The addition of ethnic armed groups to the conflict could complicate the Tatmadaw’s bid to consolidate power. But analysts say it’s unlikely that enough of the more than 20 rebel organizations will join together and mount a serious threat to the junta’s survival.
The Tatmadaw is a relatively modern army with an estimated 100,000 combat-ready troops supplied with arms from Russia, China, India, North Korea and Israel, according to the U.N. The rebels, by comparison, are mostly lightly armed and trained to either defend territory or menace security forces with small raids.
The one insurgent group that could threaten the Tatmadaw, the 25,000-member United Wa State Army, has close ties to China and hasn’t opposed the coup.
“None of the ethnic armed groups has the numbers or firepower to carry the fight to the army in ethnic Bamar regions of central Myanmar,” said Anthony Davis, a Bangkok-based security analyst. “But within or close to their own areas of operations, several groups could conduct hard-hitting guerrilla operations that, even if only loosely coordinated, would pose serious distractions for the Tatmadaw and tie down large numbers of troops.”

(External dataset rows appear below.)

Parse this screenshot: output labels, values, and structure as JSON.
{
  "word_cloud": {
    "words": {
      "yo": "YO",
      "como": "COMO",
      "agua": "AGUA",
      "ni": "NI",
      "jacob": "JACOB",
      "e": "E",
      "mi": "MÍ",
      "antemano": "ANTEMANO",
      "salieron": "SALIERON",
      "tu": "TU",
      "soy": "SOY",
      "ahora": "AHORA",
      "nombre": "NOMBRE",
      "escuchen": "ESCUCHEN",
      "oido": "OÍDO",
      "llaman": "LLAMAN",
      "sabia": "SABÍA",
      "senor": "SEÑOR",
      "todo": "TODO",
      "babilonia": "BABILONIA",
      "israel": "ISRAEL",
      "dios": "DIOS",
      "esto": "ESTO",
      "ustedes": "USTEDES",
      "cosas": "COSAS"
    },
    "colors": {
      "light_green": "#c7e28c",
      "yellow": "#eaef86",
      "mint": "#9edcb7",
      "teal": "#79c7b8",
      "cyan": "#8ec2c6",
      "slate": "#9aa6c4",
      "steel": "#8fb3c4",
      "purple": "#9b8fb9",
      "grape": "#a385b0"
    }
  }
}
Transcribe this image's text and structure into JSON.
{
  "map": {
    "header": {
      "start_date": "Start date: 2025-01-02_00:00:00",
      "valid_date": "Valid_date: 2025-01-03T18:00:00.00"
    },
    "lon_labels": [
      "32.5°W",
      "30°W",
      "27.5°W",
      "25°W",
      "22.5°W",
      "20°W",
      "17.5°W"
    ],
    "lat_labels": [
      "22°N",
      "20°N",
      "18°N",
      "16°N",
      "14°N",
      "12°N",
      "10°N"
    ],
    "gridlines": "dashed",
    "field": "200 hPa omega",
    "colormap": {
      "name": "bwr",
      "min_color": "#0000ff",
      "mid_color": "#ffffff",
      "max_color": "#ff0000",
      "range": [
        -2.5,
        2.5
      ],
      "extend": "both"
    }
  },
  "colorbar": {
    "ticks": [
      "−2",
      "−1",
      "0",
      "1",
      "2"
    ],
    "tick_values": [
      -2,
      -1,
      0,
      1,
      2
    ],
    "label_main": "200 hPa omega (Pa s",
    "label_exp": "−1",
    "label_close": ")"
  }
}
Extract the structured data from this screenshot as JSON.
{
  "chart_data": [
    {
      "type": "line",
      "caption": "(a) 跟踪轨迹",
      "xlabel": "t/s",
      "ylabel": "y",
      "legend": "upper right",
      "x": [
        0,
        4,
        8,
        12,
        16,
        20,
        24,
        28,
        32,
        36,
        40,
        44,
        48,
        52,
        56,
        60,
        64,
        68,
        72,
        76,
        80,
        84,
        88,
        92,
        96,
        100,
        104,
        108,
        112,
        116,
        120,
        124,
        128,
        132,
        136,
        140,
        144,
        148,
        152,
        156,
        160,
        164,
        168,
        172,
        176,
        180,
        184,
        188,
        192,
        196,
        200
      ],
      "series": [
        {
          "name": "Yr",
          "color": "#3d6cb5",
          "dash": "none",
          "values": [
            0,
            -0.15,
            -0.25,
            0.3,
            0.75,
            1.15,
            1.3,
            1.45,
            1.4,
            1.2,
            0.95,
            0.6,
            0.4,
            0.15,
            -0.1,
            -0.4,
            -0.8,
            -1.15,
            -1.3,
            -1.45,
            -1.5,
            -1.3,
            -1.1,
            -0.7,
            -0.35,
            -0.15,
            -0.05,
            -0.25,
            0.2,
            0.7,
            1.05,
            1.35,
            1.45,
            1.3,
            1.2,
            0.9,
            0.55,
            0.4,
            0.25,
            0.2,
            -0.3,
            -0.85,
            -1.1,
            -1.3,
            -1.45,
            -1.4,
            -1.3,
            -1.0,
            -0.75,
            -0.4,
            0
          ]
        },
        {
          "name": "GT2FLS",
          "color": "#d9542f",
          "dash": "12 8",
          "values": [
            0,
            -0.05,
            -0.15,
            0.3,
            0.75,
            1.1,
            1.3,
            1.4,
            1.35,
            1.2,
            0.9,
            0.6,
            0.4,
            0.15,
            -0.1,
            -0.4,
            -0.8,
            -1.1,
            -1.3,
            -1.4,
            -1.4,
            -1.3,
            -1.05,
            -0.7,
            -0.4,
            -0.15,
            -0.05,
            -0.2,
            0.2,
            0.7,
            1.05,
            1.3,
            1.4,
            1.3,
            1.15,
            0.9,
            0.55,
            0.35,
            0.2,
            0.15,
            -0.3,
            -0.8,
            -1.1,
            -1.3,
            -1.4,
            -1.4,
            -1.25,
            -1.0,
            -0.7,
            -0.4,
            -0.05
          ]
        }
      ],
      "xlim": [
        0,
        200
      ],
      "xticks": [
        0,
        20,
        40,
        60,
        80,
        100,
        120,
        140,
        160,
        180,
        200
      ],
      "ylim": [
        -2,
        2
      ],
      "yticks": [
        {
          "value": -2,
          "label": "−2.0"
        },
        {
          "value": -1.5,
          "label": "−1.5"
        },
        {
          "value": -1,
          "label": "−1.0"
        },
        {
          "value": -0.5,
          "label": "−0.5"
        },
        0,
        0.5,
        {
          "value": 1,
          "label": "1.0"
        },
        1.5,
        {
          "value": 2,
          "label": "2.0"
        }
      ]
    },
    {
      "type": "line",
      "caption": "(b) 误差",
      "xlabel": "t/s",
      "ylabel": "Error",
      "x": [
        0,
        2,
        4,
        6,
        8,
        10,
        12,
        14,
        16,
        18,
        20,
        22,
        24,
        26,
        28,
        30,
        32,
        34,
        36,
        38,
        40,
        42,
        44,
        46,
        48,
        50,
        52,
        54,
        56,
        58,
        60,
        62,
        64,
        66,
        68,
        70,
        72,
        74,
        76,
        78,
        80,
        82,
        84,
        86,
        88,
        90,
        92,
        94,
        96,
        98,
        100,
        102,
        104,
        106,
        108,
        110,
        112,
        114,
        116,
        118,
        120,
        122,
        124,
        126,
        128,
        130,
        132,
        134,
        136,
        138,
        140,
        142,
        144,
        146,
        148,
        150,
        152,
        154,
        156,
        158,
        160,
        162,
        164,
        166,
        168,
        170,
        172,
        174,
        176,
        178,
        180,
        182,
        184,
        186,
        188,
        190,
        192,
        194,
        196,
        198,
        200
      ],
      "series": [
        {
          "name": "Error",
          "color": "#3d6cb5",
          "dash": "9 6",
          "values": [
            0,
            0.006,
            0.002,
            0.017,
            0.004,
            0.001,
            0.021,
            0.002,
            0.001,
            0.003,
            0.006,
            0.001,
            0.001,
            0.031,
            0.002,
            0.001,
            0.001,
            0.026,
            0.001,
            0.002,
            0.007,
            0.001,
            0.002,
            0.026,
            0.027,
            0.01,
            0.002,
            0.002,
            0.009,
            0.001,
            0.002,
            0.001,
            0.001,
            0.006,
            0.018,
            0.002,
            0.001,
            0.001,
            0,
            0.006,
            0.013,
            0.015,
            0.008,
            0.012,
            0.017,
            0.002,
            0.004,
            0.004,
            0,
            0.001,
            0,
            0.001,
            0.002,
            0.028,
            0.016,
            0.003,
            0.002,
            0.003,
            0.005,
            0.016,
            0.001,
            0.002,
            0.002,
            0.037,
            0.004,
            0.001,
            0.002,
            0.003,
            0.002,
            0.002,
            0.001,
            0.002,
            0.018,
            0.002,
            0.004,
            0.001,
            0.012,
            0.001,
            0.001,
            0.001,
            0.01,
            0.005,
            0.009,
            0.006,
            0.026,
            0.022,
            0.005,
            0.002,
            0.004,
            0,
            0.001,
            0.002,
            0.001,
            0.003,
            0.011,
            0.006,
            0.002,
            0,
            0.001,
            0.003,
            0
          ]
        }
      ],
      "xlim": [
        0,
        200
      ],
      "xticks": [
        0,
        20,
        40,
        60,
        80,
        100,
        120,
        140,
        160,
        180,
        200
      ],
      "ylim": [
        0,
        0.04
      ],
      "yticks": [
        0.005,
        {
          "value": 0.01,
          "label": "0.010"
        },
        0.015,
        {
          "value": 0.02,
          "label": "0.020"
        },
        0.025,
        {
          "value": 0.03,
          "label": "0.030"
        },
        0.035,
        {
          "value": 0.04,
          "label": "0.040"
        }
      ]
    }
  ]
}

Padoh Saw Taw Nee, head of foreign affairs for the Karen National Union, which has fought one of the world’s longest-running rebellions in eastern Myanmar, said he welcomes the formation of a federal army, but only after ethnic groups are granted greater self-determination.
“We have to build trust to collaborate,” he said, adding that the Bamar have “only seen us as bad people for over 70 years.”
Padoh Saw Taw Nee said the KNU and its armed wing, the Karen National Liberation Army, have given refuge to increasing numbers of Bamar citizens on the run from security forces, including civil servants, doctors and even police. He said many are seeking training to resist the Tatmadaw, not just in the jungle highlands but back in the cities.
“The most important thing now is uprooting the military dictatorship,” he said.
The arrival of the outsiders comes amid renewed fighting in Karen territory with the Tatmadaw mounting airstrikes for the first time in 20 years in retaliation for the seizure of an army base and the death of 10 officers at the hands of insurgents.
At least 14 Karen villagers have been killed and 40 wounded, according to the Free Burma Rangers, a humanitarian group founded by David Eubanks, a Christian missionary and former U.S. Army Special Forces member.
More than 20,000 villagers have been forced to flee into the jungle, hiding in mountain redoubts where food is growing scarce. Military aircraft and the threat of artillery fire is keeping people from their rice fields, raising the risk they won’t plant their crops on time.
Eubanks, who is embedded with the rebels, said the influx of Bamar volunteers has lifted morale. Those who can’t fight are planning to help in other ways such as political advocacy, building logistics or opening schools.
Despite being outnumbered and outgunned, Eubanks said the insurgents have an advantage in their knowledge of the jungle and their zeal to fight compared with the typical Tatmadaw foot soldier, who is often underfed and poorly treated by his superiors.
“The Burmese military lacks an ideology,” Eubanks said. “They’re not like Isis, the Nazis or the Japanese Imperial Army. They’re a big mafia. That makes it very hard for units to sustain [combat] action. No one is going to willingly die for a lie.”